Josh Wolf is an independent journalist and blogger and vocal anarchist out in San Francisco. The U.S. District Court has already ruled that he doesn’t fit the definition of journalist under a shield law even though the reason he will likely head back to jail is because he shot video footage of a protest run amok and sold that footage to a local TV station (hence he was acting as a journalist).

Vanessa Leggett spent half a year in jail in 2003 because she would not turn over notes to a grand jury about a murder she was researching for a book project. At the time every major news organization came to her defense. But she would not be covered under the federal shield law because she was not a published journalist.

Journalism is changing and evolving rapidly and any attempts to define who is and who is not a journalist could prove more damaging and limiting than we can foresee right now. Leaving that definition up to court interpretation is a slippery slope toward licensing of journalists.

It was once infamously observed on the front page of the PD that you don’t need any special skills to blog. Guess what? You don’t need any special skills to be a journalist either. It helps to be curious and resourceful, to be able to connect thoughts and write coherently. But those are skills you’re either born with or you can nurture through doing. We don’t need to master canons of law or be able to perform surgery on two hours of sleep in order to get an alphabet soup of initials after our byline.

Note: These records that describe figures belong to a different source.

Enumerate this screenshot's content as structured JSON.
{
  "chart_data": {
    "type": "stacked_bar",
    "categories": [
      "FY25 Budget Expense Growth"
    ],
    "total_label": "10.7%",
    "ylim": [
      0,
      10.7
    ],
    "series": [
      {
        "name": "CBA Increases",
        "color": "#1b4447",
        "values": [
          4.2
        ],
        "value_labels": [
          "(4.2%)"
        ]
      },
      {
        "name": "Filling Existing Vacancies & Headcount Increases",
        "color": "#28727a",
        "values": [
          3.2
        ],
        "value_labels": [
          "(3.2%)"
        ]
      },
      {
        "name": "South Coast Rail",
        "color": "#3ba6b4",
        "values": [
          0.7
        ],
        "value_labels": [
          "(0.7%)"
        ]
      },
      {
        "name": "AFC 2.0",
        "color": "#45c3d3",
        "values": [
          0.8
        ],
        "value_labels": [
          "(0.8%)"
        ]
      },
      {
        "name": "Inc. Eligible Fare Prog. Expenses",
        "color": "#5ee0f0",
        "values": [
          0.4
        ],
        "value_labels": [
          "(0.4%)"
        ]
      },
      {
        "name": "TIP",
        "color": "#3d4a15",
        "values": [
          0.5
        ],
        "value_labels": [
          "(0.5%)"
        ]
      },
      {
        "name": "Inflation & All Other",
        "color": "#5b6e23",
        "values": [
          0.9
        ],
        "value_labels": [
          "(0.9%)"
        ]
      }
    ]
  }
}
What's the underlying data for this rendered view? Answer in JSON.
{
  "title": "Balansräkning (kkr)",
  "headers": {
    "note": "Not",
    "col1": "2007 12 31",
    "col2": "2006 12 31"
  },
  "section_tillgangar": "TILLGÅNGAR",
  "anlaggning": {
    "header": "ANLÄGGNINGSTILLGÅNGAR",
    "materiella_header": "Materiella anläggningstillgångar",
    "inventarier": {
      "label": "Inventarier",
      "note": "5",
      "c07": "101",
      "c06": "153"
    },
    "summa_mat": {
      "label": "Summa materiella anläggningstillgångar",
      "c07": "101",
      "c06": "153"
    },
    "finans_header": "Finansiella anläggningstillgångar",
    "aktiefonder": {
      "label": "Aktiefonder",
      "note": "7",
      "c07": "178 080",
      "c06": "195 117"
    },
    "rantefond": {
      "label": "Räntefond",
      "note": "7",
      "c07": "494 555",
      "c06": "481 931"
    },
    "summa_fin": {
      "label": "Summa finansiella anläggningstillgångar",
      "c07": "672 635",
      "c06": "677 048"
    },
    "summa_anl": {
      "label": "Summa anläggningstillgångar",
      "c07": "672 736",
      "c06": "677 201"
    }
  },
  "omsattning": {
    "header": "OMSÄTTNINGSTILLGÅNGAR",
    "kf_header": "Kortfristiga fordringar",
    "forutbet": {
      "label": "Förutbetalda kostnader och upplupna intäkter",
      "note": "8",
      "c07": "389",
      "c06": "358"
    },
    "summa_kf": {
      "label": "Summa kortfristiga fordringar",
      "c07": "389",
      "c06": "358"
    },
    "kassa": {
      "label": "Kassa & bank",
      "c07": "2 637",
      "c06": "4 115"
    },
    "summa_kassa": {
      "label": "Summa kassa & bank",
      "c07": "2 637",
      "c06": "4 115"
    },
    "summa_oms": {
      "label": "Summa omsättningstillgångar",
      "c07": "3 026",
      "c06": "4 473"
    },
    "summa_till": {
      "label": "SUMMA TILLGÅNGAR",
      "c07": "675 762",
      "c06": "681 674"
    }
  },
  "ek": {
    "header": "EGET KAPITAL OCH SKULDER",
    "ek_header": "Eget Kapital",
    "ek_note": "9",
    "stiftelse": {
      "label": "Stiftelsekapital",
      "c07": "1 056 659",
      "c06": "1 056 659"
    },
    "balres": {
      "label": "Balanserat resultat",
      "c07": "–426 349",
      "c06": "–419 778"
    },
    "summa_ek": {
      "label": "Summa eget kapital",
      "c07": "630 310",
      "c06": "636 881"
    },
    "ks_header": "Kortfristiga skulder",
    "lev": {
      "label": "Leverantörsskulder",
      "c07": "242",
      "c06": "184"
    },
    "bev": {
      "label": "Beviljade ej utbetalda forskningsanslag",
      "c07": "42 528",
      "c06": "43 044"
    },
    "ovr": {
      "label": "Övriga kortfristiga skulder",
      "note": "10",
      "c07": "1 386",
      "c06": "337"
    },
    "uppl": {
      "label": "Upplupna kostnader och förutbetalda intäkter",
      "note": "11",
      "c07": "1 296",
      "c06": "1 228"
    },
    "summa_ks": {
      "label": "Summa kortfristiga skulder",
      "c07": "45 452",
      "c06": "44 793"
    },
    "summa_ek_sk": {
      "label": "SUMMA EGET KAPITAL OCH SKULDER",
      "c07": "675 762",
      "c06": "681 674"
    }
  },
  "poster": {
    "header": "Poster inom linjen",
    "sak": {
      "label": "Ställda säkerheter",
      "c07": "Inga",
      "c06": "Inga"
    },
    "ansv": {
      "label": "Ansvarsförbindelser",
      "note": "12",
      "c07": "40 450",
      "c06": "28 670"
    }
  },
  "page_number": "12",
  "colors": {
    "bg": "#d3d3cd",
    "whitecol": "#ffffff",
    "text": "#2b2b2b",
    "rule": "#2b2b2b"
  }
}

So why are we so ready to accept the legislation of one aspect of our jobs?

Journalism feels threatened today by changing conditions, be that at the hands of citizen journalists or the justice department subpoenas. Legislating our job is never going to improve those conditions.

This proposed federal shield law is more about protecting traditional journalism organizations and institutions than it is about protecting individual journalists. And that is the biggest travesty of all. It’s about big business protecting its toosh, not about any reporter facing jail time.

Continued support of this bill is perpetuating the illusion that we have some special privilege that the rest of America does not. That’s not what is written into the First Amendment.